Rinsing is a water intensive process. Run water through the pot until all the little skin particles and gross cloudy liquid is gone. As soon as the water is cool enough, plunge your hands in there and squeeze and scrub the kernels to help them along. The rinse water should come clear. The kernels should be chewy soft.
This maize is hominy. It can be eaten just as it is, sauteed in butter as a chewy grain (nice with eggs). I’ve ground it in a food processor and made good little corn cakes from it. We’ve also dried it in a warm oven and ground it into masa. I’ve not perfected my masa tortilla process yet, but thoroughly enjoy tortillas with half and half flour and masa meal. There are thousands of years worth of recipes to explore.

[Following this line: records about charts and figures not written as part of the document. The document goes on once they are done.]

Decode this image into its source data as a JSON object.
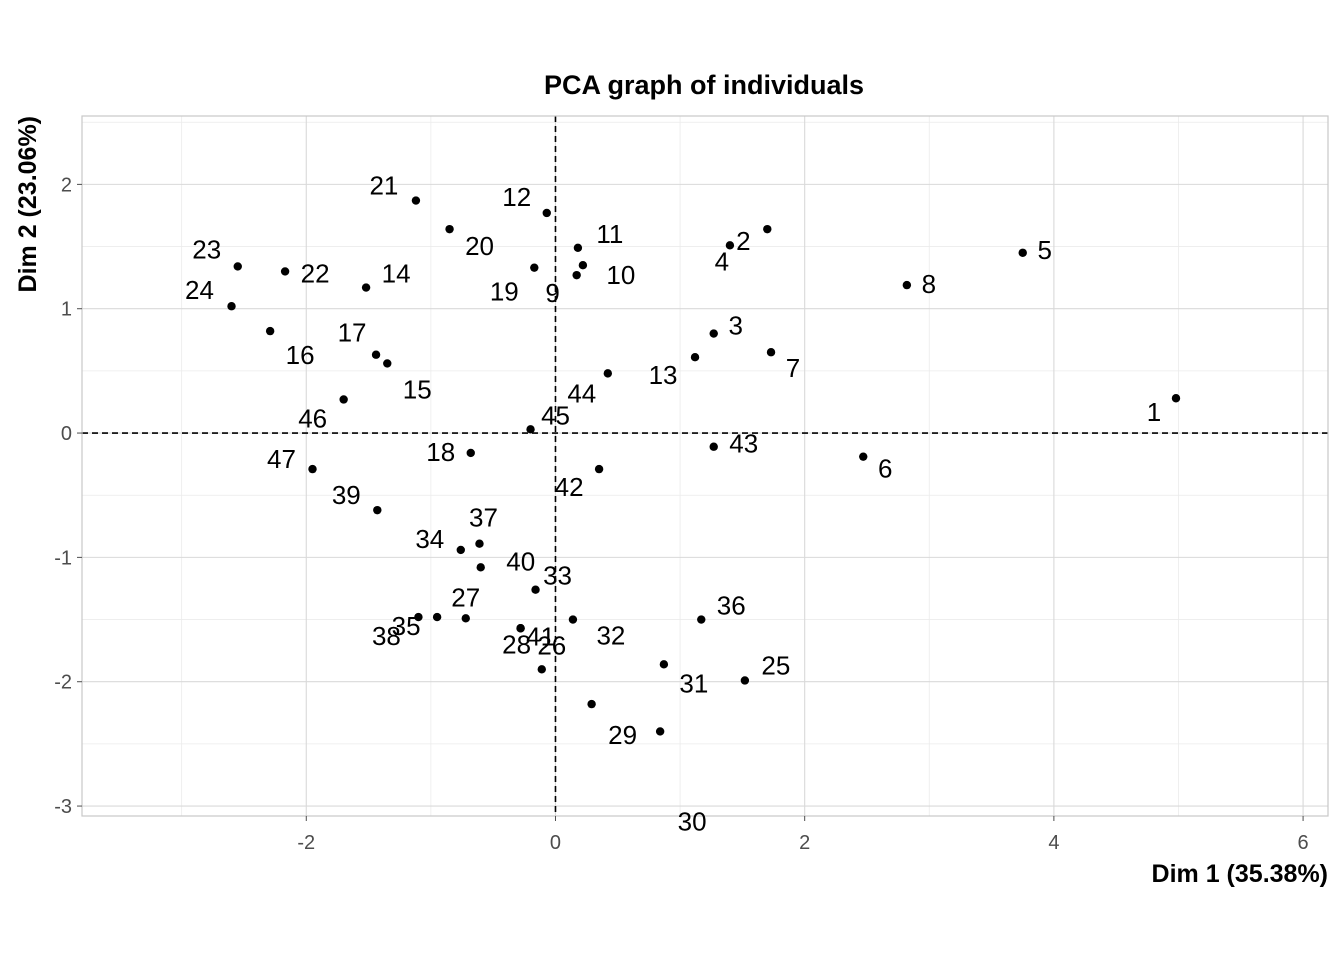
{
  "chart_data": {
    "type": "scatter",
    "title": "PCA graph of individuals",
    "xlabel": "Dim 1 (35.38%)",
    "ylabel": "Dim 2 (23.06%)",
    "xlim": [
      -3.8,
      6.2
    ],
    "ylim": [
      -3.08,
      2.55
    ],
    "xticks": [
      -2,
      0,
      2,
      4,
      6
    ],
    "yticks": [
      -3,
      -2,
      -1,
      0,
      1,
      2
    ],
    "grid": true,
    "reference_lines": {
      "x": 0,
      "y": 0
    },
    "points": [
      {
        "label": "1",
        "x": 4.98,
        "y": 0.28
      },
      {
        "label": "2",
        "x": 1.7,
        "y": 1.64
      },
      {
        "label": "3",
        "x": 1.27,
        "y": 0.8
      },
      {
        "label": "4",
        "x": 1.4,
        "y": 1.51
      },
      {
        "label": "5",
        "x": 3.75,
        "y": 1.45
      },
      {
        "label": "6",
        "x": 2.47,
        "y": -0.19
      },
      {
        "label": "7",
        "x": 1.73,
        "y": 0.65
      },
      {
        "label": "8",
        "x": 2.82,
        "y": 1.19
      },
      {
        "label": "9",
        "x": 0.17,
        "y": 1.27
      },
      {
        "label": "10",
        "x": 0.22,
        "y": 1.35
      },
      {
        "label": "11",
        "x": 0.18,
        "y": 1.49
      },
      {
        "label": "12",
        "x": -0.07,
        "y": 1.77
      },
      {
        "label": "13",
        "x": 1.12,
        "y": 0.61
      },
      {
        "label": "14",
        "x": -1.52,
        "y": 1.17
      },
      {
        "label": "15",
        "x": -1.35,
        "y": 0.56
      },
      {
        "label": "16",
        "x": -2.29,
        "y": 0.82
      },
      {
        "label": "17",
        "x": -1.44,
        "y": 0.63
      },
      {
        "label": "18",
        "x": -0.68,
        "y": -0.16
      },
      {
        "label": "19",
        "x": -0.17,
        "y": 1.33
      },
      {
        "label": "20",
        "x": -0.85,
        "y": 1.64
      },
      {
        "label": "21",
        "x": -1.12,
        "y": 1.87
      },
      {
        "label": "22",
        "x": -2.17,
        "y": 1.3
      },
      {
        "label": "23",
        "x": -2.55,
        "y": 1.34
      },
      {
        "label": "24",
        "x": -2.6,
        "y": 1.02
      },
      {
        "label": "25",
        "x": 1.52,
        "y": -1.99
      },
      {
        "label": "26",
        "x": -0.11,
        "y": -1.9
      },
      {
        "label": "27",
        "x": -0.72,
        "y": -1.49
      },
      {
        "label": "28",
        "x": -0.28,
        "y": -1.57
      },
      {
        "label": "29",
        "x": 0.29,
        "y": -2.18
      },
      {
        "label": "30",
        "x": 0.84,
        "y": -2.4
      },
      {
        "label": "31",
        "x": 0.87,
        "y": -1.86
      },
      {
        "label": "32",
        "x": 0.14,
        "y": -1.5
      },
      {
        "label": "33",
        "x": -0.16,
        "y": -1.26
      },
      {
        "label": "34",
        "x": -0.76,
        "y": -0.94
      },
      {
        "label": "35",
        "x": -0.95,
        "y": -1.48
      },
      {
        "label": "36",
        "x": 1.17,
        "y": -1.5
      },
      {
        "label": "37",
        "x": -0.61,
        "y": -0.89
      },
      {
        "label": "38",
        "x": -1.1,
        "y": -1.48
      },
      {
        "label": "39",
        "x": -1.43,
        "y": -0.62
      },
      {
        "label": "40",
        "x": -0.6,
        "y": -1.08
      },
      {
        "label": "41",
        "x": -0.28,
        "y": -1.57
      },
      {
        "label": "42",
        "x": 0.35,
        "y": -0.29
      },
      {
        "label": "43",
        "x": 1.27,
        "y": -0.11
      },
      {
        "label": "44",
        "x": 0.42,
        "y": 0.48
      },
      {
        "label": "45",
        "x": -0.2,
        "y": 0.03
      },
      {
        "label": "46",
        "x": -1.7,
        "y": 0.27
      },
      {
        "label": "47",
        "x": -1.95,
        "y": -0.29
      }
    ]
  }
}
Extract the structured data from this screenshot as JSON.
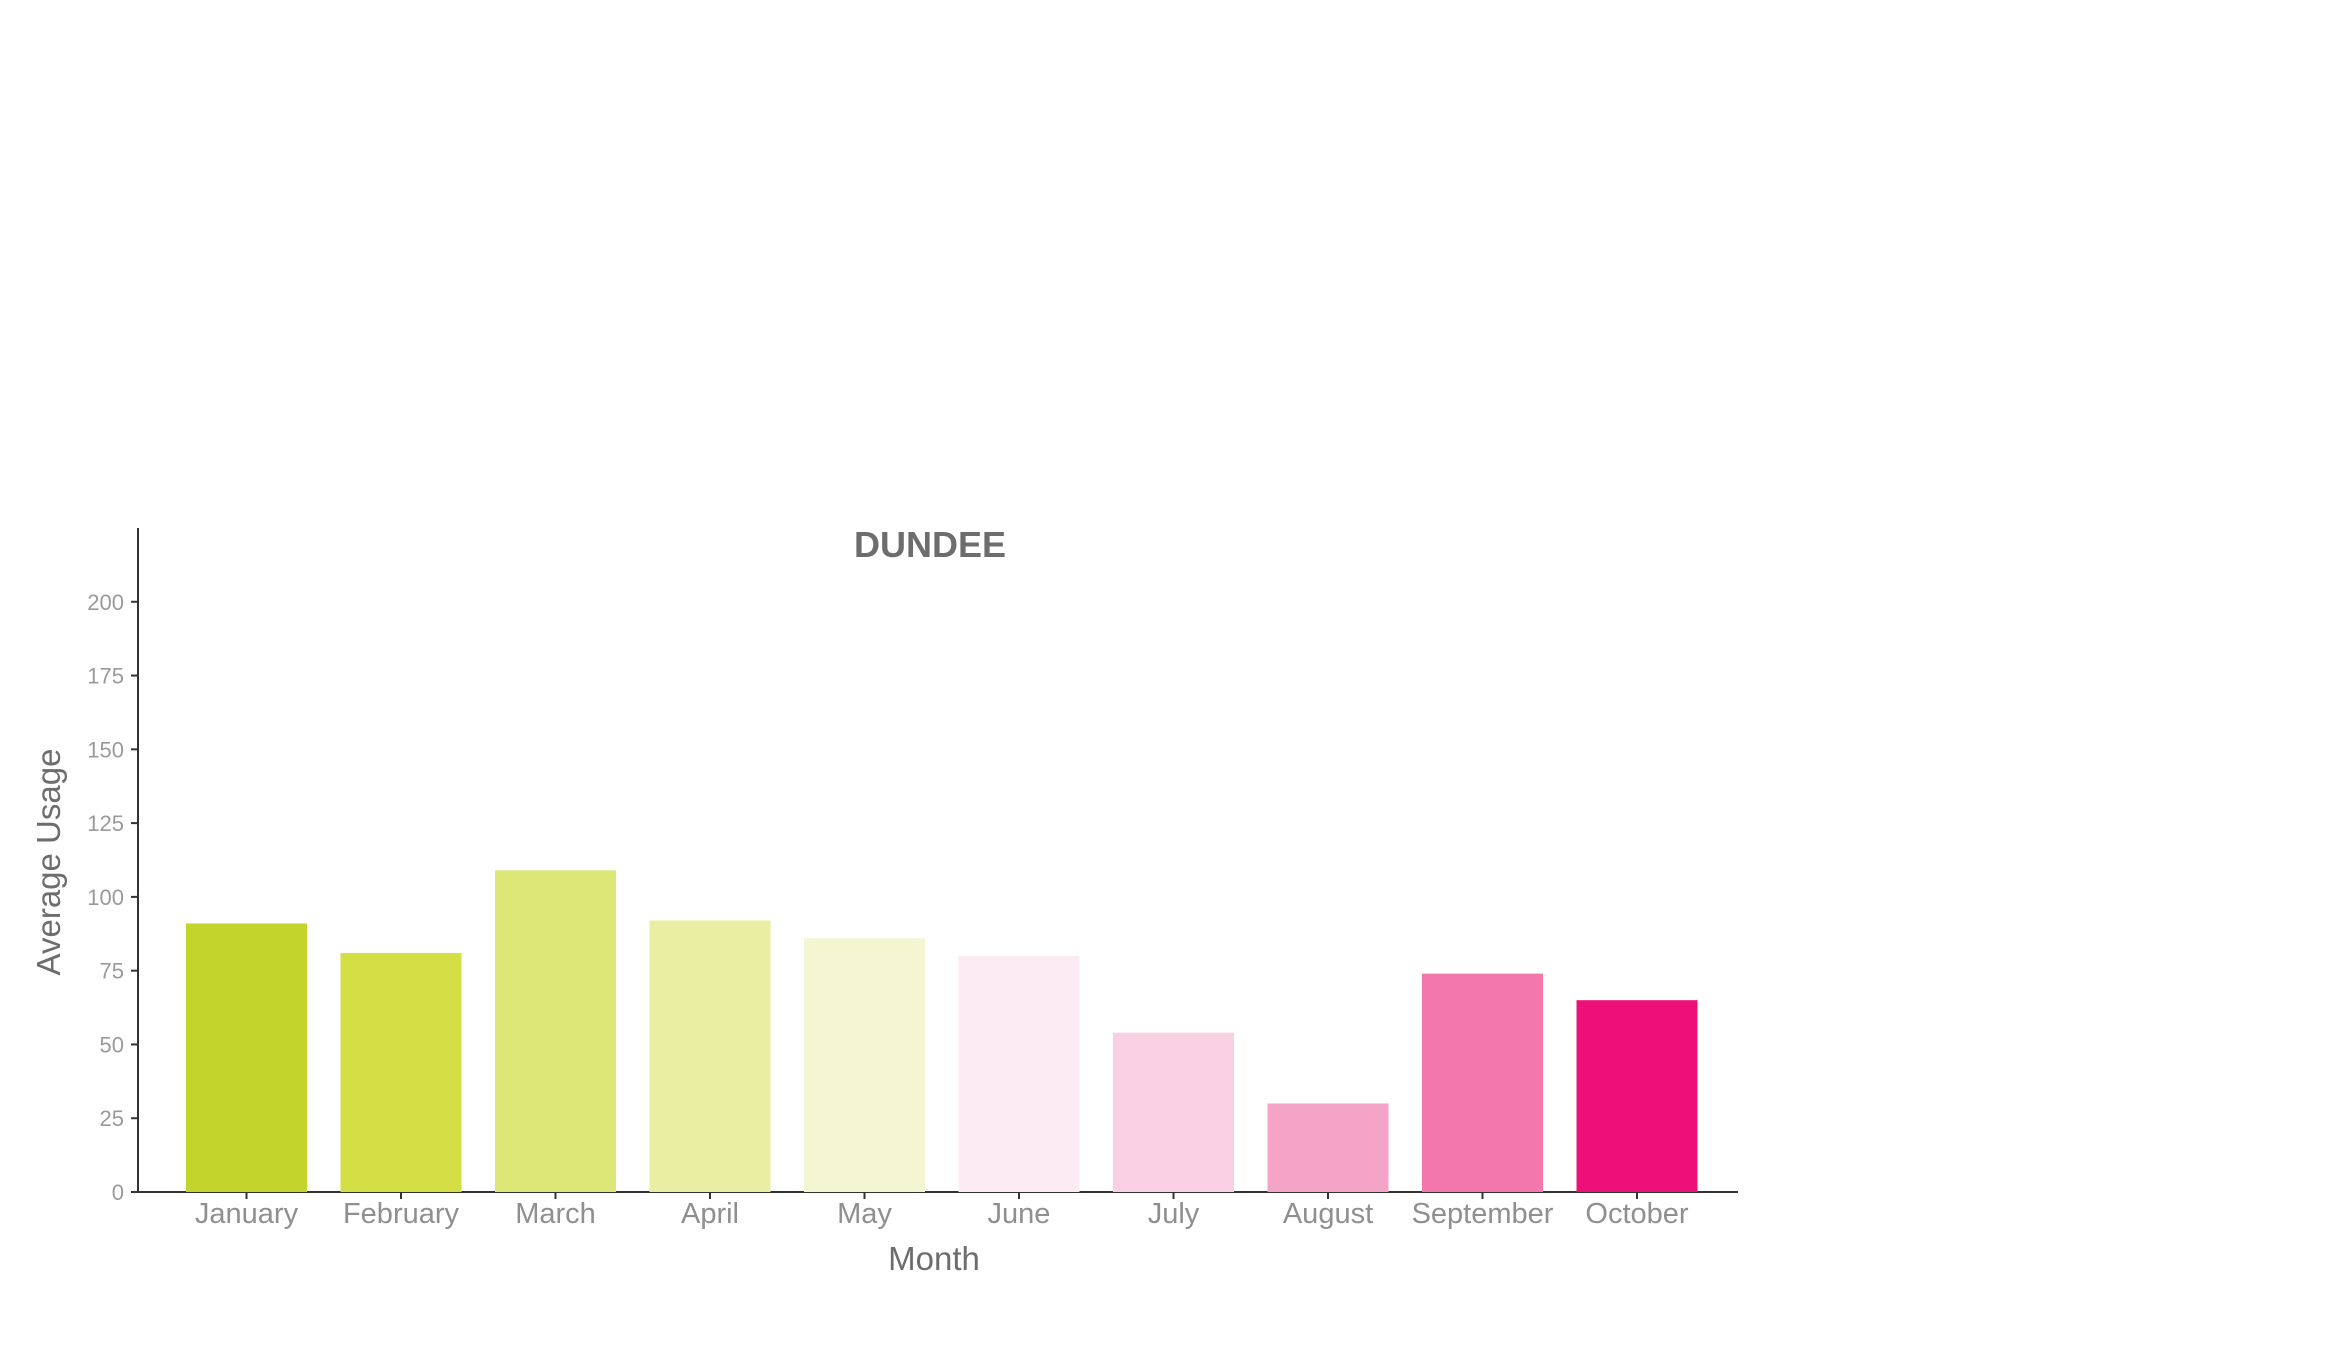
{
  "chart_data": {
    "type": "bar",
    "title": "DUNDEE",
    "xlabel": "Month",
    "ylabel": "Average Usage",
    "categories": [
      "January",
      "February",
      "March",
      "April",
      "May",
      "June",
      "July",
      "August",
      "September",
      "October"
    ],
    "values": [
      91,
      81,
      109,
      92,
      86,
      80,
      54,
      30,
      74,
      65
    ],
    "colors": [
      "#c3d52d",
      "#d3df45",
      "#dde777",
      "#e9eea3",
      "#f4f6d2",
      "#fcebf2",
      "#f9d0e3",
      "#f4a5c7",
      "#f177ac",
      "#ec1078"
    ],
    "yticks": [
      0,
      25,
      50,
      75,
      100,
      125,
      150,
      175,
      200
    ],
    "ylim": [
      0,
      225
    ],
    "grid": false,
    "legend": "none"
  }
}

Nixtamalized maize is also the foundation for many corn ferments. I won’t comment on them now because I haven’t explored that realm yet, but it’s definitely the direction I’m going. I’ve taken these nixtamalizing directions loosely from Sandor Katz and his excellent books. Please look at them for more great ideas. I’m particularly looking forward to playing with fermented nixtamal and cocoa.
I have purposefully restrained myself from discussing genetic modification in this post. Maybe some other day. For now, suffice to say that thousands of years of skilled observation and care have created maize, and so many other important foods. It’s perfectly possible for that good work to continue without the help of gene-splicing agri-scientists/businessmen. Please support growers who use non-genetically modified crops. Eat more corn. Vote with your plate.